L'ultimo saluto a Giovanni Rizzuto

I funerali del caporedattore centrale del Giornale di Sicilia nella chiesa di Sant'Agostino a Palermo. Il parroco: "Oggi abbiamo un protettore in più in cielo, un fratello, un amico, un collega". I colleghi: è immortale

PALERMO. "Oggi abbiamo un protettore in più in cielo, un fratello, un amico, un collega". Con queste parole don Vincenzo Noto ha ricordato durante l'omelia Giovanni Rizzuto, il caporedattore centrale del Giornale di Sicilia, morto giovedì mattina. La chiesa di Sant'Agostino (detta Santa Rita) era piena di compagni di lavoro, di amici, per l'ultimo saluto ad uno dei simboli del giornalismo siciliano degli ultimi trent'anni.
"Tutti - ha aggiunto il parroco - conserviamo bei ricordi di Giovanni. Abbiamo vissuto con lui anni di vita professionale e non dimenticheremo il suo stile, la sua comprensione delle difficoltà degli altri. A Dio dobbiamo dire: concedi a lui il riposo eterno e a noi la forza di continuare a vivere nella fede. Lui, per il bene che ha fatto, sarà premiato, noi invece abbiamo ancora bisogno del suo sostegno".

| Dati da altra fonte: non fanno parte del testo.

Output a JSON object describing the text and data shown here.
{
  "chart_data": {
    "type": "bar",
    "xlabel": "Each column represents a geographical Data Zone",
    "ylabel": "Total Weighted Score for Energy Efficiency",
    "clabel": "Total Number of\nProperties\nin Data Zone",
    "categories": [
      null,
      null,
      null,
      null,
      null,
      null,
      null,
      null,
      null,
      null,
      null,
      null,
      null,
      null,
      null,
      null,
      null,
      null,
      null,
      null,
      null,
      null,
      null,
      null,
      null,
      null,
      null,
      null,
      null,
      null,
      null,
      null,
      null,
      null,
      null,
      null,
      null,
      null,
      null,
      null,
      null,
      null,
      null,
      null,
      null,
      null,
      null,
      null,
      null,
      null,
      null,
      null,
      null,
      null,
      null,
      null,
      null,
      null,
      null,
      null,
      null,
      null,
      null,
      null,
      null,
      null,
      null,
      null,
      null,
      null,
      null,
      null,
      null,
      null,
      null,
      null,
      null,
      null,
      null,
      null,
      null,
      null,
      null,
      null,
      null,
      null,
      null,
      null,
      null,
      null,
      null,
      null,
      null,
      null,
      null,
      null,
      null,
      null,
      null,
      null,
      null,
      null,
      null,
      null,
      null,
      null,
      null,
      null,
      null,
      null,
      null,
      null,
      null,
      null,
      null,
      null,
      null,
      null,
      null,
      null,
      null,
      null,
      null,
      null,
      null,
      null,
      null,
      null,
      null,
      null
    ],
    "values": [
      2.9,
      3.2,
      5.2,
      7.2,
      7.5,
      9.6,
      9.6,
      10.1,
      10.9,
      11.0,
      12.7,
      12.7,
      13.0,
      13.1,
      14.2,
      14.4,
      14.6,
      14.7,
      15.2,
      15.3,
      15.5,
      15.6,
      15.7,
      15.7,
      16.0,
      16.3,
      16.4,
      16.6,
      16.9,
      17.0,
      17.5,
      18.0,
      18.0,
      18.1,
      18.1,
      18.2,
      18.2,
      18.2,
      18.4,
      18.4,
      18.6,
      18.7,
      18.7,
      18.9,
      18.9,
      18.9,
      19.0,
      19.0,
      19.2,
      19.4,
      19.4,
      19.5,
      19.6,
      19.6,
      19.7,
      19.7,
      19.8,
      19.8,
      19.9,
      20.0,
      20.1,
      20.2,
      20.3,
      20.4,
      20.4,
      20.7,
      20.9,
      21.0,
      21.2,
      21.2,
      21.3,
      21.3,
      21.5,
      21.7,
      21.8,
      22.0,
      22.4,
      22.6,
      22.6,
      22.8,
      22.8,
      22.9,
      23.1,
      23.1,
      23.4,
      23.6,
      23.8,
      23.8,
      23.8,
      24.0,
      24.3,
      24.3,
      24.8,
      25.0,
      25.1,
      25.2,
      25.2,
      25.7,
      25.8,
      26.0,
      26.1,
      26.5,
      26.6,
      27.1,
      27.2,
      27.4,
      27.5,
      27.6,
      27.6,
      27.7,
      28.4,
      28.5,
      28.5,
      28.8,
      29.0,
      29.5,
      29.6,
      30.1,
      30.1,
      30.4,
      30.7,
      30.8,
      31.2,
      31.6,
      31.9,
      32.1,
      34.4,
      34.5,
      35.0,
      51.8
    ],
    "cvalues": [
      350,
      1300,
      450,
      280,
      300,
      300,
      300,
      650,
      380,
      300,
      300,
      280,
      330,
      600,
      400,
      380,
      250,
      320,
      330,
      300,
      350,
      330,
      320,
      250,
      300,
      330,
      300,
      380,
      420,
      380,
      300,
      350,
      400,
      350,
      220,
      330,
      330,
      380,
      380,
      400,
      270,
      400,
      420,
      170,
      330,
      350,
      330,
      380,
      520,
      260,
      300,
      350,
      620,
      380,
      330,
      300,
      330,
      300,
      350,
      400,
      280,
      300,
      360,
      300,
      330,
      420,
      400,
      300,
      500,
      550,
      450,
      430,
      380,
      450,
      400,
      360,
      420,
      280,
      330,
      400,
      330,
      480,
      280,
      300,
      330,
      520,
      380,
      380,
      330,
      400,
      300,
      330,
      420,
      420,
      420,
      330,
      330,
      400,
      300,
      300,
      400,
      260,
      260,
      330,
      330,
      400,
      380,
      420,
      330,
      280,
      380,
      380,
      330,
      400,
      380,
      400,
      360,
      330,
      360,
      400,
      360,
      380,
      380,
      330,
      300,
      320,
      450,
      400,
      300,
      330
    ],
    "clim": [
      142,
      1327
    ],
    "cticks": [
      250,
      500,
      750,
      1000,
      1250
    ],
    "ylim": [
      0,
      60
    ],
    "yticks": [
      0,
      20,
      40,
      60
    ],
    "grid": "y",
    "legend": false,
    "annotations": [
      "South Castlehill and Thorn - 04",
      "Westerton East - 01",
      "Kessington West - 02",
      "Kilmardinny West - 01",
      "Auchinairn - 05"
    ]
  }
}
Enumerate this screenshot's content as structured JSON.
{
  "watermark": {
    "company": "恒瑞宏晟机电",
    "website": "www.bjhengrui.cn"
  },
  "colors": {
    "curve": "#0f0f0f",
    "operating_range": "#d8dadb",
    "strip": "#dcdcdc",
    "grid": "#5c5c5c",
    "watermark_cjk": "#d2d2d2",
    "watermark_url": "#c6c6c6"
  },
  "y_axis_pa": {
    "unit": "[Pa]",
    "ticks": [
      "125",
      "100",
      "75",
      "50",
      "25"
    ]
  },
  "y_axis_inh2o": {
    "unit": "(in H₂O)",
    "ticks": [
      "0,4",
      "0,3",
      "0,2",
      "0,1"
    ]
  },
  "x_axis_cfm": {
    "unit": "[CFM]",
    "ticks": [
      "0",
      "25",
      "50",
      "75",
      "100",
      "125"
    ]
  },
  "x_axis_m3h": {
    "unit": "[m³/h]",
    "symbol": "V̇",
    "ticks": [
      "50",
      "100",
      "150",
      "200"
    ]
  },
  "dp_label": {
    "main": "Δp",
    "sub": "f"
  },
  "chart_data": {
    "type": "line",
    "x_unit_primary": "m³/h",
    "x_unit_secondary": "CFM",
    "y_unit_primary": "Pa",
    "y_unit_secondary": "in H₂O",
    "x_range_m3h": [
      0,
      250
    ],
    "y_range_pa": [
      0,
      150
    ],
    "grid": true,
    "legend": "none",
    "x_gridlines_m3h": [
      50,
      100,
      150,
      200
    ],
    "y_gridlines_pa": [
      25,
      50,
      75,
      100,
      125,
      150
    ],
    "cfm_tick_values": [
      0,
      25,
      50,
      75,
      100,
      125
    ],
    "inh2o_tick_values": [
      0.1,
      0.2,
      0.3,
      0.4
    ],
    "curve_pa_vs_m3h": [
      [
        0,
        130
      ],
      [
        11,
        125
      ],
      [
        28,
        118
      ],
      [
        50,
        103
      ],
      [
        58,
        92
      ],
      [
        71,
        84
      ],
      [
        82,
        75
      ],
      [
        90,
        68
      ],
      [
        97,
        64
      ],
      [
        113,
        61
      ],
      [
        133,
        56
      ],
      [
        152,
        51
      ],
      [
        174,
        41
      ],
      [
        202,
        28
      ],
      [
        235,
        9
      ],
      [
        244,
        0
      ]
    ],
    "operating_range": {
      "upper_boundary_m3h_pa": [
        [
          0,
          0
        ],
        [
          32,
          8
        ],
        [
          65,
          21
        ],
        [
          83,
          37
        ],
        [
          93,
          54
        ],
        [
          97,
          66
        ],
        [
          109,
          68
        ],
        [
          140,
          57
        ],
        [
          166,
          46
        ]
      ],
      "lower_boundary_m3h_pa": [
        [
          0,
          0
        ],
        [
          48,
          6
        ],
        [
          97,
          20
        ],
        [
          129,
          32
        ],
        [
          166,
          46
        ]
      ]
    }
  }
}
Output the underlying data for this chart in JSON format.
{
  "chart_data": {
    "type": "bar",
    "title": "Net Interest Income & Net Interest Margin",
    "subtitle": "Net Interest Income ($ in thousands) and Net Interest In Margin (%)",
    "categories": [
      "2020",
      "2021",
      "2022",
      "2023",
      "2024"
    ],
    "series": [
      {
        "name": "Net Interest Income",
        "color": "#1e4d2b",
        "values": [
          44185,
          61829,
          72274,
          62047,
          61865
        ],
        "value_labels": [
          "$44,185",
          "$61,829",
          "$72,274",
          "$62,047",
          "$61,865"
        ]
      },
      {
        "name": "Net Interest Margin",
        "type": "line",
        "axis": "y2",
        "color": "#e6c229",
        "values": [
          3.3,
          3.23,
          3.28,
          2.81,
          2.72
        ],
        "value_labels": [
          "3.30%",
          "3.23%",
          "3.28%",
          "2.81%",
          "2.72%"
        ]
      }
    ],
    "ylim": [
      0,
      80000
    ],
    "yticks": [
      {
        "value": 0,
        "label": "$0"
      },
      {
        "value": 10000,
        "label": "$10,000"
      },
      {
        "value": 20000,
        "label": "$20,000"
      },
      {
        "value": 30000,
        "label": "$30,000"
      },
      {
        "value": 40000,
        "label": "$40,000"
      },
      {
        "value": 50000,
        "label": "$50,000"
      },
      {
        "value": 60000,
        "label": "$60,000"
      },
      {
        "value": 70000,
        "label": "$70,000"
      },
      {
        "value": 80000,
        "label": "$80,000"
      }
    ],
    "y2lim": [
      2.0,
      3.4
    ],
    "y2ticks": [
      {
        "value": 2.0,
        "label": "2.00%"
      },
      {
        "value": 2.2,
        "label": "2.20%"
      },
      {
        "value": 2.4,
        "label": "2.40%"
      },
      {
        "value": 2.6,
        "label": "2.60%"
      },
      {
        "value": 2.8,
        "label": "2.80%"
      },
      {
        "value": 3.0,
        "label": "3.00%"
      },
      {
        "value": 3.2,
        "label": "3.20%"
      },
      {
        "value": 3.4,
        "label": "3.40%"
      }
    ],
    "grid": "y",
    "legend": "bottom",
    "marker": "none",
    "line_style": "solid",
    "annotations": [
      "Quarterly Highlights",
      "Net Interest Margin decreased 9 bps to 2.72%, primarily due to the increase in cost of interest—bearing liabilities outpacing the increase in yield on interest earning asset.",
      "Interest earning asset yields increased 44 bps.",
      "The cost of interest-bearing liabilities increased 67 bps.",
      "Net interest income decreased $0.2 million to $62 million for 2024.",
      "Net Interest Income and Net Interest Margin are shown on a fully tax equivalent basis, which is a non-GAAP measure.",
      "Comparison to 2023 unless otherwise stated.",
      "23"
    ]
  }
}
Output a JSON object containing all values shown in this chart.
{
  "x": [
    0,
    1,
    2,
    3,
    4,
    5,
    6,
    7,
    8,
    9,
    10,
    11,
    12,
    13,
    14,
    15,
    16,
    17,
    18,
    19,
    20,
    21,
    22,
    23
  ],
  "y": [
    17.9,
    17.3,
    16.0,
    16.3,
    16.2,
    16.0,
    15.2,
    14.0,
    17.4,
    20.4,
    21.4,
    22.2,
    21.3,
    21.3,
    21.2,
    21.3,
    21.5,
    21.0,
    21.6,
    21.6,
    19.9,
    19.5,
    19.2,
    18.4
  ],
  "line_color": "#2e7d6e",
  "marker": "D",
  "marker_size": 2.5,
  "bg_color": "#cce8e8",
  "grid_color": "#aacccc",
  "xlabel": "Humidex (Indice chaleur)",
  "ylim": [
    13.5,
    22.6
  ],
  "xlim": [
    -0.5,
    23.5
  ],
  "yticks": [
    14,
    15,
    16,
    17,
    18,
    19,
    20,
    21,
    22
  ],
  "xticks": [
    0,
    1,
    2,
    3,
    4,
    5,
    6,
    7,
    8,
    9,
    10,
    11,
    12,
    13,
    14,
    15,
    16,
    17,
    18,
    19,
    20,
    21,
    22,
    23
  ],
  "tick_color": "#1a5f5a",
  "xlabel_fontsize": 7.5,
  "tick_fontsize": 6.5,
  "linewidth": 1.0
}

Momenti di commozione al termine della cerimonia funebre quando uno dei suoi più cari amici e colleghi, Francesco Badalamenti, segretario di redazione del Giornale di Sicilia, ha voluto ricordarlo ai microfoni della chiesa iniziando il suo discorso con due parole: "Giovanni immortale". "Ci lascia tanto - ha aggiunto Badalamenti -, anche la sua umiltà. In tanti anni a tutti è capitato di avere delle discussioni con lui, ma ogni volta il primo a voler fare pace era lui. Ricordo gli alterchi pomeridiani, ma anche i sorrisi e la voglia di scherzare a fine giornata nella sua stanza". E poi Badalamenti non poteva non ricordare il classico modo di congedarsi di Rizzuto, lo stesso col quale ha voluto ricordarlo per l'ultima volta: "Un saluto!".